Other transparency commitments include:
- White House voluntary commitments (no xAI):
- "The companies commit to publicly reporting their AI systems’ capabilities," and in particular "to publish reports for all new significant model public releases" (excluding models no more powerful than GPT-4), including "the safety evaluations conducted," including evals for dangerous capabilities.
- Anthropic:
- Responsible Scaling Policy: "Public disclosures: We will publicly release key information related to the evaluation and deployment of our models (not including sensitive details). These include summaries of related Capability and Safeguards reports when we deploy a model as well as plans for current and future comprehensive capability assessments and deployment and security safeguards."
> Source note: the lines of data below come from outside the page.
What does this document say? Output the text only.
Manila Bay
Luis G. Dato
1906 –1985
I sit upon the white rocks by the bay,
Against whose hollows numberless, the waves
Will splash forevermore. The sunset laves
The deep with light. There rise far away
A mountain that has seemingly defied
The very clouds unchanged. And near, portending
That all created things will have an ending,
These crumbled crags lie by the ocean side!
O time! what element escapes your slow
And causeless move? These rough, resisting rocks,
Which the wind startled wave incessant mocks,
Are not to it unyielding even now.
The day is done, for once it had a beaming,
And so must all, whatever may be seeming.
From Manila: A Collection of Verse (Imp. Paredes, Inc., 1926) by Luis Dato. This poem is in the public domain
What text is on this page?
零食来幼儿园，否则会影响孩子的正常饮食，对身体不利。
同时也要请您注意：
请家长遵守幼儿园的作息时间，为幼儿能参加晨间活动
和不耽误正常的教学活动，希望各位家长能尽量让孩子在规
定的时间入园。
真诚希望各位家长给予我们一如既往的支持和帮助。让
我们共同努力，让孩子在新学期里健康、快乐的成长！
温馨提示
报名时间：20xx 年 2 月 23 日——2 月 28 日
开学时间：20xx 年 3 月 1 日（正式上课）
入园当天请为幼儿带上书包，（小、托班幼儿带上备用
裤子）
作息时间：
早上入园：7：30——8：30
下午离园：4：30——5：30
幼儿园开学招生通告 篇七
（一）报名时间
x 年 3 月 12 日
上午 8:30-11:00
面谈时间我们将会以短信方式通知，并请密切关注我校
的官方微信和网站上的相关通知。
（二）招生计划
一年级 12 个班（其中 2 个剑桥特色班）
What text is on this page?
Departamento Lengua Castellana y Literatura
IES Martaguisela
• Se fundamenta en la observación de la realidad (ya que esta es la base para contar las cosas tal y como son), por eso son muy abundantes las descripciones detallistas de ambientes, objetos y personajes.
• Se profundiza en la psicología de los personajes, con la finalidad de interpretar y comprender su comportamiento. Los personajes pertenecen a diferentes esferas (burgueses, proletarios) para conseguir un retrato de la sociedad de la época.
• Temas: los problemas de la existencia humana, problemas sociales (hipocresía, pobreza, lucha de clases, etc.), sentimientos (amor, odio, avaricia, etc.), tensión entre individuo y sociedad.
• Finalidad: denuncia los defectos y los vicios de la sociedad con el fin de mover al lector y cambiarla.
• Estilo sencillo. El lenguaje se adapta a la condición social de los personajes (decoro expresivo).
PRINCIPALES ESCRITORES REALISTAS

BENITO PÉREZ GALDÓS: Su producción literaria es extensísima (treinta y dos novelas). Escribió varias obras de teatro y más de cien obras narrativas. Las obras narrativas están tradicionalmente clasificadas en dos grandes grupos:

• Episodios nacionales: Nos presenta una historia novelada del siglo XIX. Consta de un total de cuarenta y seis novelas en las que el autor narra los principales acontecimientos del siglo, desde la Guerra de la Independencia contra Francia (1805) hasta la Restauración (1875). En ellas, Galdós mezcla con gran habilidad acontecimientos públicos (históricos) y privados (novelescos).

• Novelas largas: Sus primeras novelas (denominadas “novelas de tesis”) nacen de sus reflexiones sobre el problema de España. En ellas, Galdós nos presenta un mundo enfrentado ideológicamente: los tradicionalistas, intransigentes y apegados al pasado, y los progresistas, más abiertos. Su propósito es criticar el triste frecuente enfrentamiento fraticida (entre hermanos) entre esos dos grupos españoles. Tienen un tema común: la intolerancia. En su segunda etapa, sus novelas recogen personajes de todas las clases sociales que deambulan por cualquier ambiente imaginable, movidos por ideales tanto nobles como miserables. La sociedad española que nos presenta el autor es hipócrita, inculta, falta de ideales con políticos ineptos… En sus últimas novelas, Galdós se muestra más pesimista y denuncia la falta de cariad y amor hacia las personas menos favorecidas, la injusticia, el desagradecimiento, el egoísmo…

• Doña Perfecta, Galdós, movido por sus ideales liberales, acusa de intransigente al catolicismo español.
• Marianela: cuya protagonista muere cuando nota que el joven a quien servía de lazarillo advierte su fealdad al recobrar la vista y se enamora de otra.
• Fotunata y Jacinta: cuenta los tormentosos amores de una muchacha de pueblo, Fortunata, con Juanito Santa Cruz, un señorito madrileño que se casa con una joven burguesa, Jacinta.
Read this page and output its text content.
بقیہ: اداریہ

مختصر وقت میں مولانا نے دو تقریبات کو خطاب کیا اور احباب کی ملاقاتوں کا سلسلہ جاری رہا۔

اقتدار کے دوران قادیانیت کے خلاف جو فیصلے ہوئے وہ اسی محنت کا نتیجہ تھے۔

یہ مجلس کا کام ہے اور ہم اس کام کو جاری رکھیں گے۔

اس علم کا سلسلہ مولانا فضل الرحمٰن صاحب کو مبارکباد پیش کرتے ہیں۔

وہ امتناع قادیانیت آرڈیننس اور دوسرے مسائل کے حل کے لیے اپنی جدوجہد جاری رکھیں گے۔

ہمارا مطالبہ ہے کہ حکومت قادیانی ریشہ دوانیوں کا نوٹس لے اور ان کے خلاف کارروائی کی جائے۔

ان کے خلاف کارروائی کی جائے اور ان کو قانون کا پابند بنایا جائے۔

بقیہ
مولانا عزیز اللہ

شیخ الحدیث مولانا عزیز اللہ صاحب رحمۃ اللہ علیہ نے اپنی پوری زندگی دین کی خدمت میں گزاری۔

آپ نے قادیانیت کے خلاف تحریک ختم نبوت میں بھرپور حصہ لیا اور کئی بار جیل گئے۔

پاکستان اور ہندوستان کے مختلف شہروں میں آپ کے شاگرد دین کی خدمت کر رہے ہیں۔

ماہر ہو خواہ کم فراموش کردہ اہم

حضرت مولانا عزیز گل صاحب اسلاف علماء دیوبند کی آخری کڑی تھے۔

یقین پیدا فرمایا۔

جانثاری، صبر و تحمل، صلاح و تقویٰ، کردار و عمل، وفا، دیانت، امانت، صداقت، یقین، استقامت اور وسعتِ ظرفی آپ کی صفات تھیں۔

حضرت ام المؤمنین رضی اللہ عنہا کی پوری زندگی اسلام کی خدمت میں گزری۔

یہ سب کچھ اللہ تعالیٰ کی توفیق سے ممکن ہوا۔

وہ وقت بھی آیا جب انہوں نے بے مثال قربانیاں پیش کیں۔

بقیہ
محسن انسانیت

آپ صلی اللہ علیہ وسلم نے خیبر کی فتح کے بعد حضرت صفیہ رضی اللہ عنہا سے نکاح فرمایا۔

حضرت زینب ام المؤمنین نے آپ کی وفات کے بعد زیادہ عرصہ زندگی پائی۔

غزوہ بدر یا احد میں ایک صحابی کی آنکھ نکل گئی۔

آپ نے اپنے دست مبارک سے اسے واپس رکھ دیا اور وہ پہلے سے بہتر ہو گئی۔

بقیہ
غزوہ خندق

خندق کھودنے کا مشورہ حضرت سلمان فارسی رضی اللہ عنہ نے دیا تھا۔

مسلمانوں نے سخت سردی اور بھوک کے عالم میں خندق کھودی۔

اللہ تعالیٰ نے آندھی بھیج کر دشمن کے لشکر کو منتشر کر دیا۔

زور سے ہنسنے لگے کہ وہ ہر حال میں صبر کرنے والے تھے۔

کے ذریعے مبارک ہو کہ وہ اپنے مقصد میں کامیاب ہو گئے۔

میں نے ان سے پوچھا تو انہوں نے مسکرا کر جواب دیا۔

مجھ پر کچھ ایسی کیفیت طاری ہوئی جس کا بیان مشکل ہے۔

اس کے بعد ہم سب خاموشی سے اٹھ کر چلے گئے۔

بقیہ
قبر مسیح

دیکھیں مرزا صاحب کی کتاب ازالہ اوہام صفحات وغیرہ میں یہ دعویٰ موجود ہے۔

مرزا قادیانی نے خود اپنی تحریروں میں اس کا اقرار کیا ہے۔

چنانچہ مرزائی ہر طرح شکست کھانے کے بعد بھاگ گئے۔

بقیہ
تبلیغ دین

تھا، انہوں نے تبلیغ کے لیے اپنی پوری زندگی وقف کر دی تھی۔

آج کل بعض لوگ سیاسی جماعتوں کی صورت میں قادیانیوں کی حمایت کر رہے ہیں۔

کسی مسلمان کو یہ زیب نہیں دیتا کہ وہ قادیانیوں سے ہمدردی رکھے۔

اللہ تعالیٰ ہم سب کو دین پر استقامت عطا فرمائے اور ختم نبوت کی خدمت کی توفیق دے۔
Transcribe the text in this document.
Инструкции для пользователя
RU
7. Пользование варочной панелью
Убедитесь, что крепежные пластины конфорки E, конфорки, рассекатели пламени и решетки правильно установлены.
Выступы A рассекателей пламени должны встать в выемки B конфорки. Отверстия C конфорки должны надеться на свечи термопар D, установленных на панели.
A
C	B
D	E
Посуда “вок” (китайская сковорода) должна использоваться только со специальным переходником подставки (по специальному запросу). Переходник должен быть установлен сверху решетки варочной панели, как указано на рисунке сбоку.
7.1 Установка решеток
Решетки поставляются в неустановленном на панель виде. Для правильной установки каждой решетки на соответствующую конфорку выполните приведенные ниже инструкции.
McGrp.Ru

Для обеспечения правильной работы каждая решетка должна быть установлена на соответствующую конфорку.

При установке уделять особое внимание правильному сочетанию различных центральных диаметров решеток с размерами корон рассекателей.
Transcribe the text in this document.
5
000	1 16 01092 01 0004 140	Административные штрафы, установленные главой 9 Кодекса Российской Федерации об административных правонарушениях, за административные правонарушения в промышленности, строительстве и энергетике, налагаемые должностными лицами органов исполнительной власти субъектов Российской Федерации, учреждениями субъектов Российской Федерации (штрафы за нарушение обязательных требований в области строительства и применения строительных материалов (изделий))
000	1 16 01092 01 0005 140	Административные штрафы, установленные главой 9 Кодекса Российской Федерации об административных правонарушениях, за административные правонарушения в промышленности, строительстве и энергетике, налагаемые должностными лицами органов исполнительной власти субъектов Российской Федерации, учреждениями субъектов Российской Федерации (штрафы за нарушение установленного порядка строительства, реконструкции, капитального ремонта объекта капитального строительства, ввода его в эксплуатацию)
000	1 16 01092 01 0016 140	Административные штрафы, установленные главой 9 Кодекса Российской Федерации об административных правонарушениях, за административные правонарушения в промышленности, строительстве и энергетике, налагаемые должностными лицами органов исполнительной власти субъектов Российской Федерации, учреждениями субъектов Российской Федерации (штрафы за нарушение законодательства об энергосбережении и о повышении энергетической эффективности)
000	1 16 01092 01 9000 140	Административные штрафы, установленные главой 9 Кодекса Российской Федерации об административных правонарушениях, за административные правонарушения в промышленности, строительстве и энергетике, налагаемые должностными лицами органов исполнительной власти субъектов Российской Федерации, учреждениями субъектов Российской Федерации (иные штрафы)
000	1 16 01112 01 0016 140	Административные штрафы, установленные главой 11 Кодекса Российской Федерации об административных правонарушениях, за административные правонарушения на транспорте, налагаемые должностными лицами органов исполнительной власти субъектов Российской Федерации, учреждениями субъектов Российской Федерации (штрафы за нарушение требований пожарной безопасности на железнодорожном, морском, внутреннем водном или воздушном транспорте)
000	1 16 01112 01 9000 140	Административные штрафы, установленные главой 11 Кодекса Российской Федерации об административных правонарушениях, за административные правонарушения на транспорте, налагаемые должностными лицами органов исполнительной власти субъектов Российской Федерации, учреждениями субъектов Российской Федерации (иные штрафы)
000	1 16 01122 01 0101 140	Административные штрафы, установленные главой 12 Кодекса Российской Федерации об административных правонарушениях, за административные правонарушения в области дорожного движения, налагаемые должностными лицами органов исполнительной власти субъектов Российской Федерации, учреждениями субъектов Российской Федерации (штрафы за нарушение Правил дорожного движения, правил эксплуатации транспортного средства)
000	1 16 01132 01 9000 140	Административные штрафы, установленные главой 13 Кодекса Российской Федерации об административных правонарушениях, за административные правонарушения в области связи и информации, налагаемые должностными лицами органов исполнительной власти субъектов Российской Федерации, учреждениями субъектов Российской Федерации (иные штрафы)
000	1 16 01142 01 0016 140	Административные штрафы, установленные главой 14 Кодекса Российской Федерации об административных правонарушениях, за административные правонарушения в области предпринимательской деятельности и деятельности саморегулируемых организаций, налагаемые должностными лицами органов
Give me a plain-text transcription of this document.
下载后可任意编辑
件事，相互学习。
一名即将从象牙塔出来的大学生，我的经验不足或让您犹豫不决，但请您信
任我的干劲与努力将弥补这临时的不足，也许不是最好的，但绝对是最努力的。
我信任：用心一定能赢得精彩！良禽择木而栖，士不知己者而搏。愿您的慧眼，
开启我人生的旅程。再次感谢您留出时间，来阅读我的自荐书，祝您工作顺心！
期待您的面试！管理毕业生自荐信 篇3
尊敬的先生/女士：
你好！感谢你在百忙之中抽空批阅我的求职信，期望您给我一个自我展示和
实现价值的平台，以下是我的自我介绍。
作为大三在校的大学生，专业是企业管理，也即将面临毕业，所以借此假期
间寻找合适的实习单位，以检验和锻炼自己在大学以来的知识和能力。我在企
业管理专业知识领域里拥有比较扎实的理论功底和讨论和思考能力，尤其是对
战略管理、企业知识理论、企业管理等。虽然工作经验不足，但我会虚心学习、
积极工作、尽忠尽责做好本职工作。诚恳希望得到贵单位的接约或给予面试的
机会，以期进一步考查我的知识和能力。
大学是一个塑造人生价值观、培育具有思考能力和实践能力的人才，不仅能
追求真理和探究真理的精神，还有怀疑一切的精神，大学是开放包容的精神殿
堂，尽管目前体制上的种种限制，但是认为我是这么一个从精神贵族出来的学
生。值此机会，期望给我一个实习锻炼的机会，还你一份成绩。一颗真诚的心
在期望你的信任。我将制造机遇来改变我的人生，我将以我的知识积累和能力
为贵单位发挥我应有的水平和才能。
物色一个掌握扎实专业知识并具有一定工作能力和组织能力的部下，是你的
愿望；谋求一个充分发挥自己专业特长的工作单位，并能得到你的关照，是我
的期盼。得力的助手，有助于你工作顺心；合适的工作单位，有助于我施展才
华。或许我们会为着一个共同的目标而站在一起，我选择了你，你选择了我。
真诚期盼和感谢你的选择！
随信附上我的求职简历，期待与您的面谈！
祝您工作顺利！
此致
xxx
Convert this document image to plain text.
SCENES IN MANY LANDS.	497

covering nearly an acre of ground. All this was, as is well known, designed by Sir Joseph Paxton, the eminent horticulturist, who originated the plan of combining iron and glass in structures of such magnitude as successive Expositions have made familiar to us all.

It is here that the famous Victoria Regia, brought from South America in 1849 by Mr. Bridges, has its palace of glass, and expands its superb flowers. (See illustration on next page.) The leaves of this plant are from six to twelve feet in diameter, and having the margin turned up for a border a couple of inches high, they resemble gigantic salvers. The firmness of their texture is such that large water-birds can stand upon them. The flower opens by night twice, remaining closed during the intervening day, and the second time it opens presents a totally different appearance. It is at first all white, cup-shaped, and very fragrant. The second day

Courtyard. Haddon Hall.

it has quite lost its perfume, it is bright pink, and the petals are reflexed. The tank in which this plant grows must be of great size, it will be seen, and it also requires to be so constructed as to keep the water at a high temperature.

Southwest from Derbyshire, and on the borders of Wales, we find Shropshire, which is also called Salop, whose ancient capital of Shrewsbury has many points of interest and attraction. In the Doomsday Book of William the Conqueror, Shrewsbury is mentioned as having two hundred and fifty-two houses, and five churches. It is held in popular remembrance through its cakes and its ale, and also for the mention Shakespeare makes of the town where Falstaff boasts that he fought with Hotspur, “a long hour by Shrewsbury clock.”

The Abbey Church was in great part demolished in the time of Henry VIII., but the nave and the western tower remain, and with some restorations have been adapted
- Voluntary Commitments: "Model Cards: With each new model release, we publish a detailed model card or addendum. These cards provide information about model capabilities and performance across various benchmarks; known limitations and potential risks; results of safety evaluations and red teaming; information on model training; and more."
- OpenAI Preparedness Framework:
- "Public disclosures: We will release information about our Preparedness Framework results in order to facilitate public awareness of the state of frontier AI capabilities for major deployments. This published information will include the scope of testing performed, capability evaluations for each Tracked Category, our reasoning for the deployment decision, and any other context about a model’s development or capabilities that was decisive in the decision to deploy. Additionally, if the model is beyond a High threshold, we will include information about safeguards we have implemented to sufficiently minimize the associated risks."
Companies have also nominally made commitments on evals and responses in their safety frameworks, but these are weak/vague, and in the White House voluntary commitments.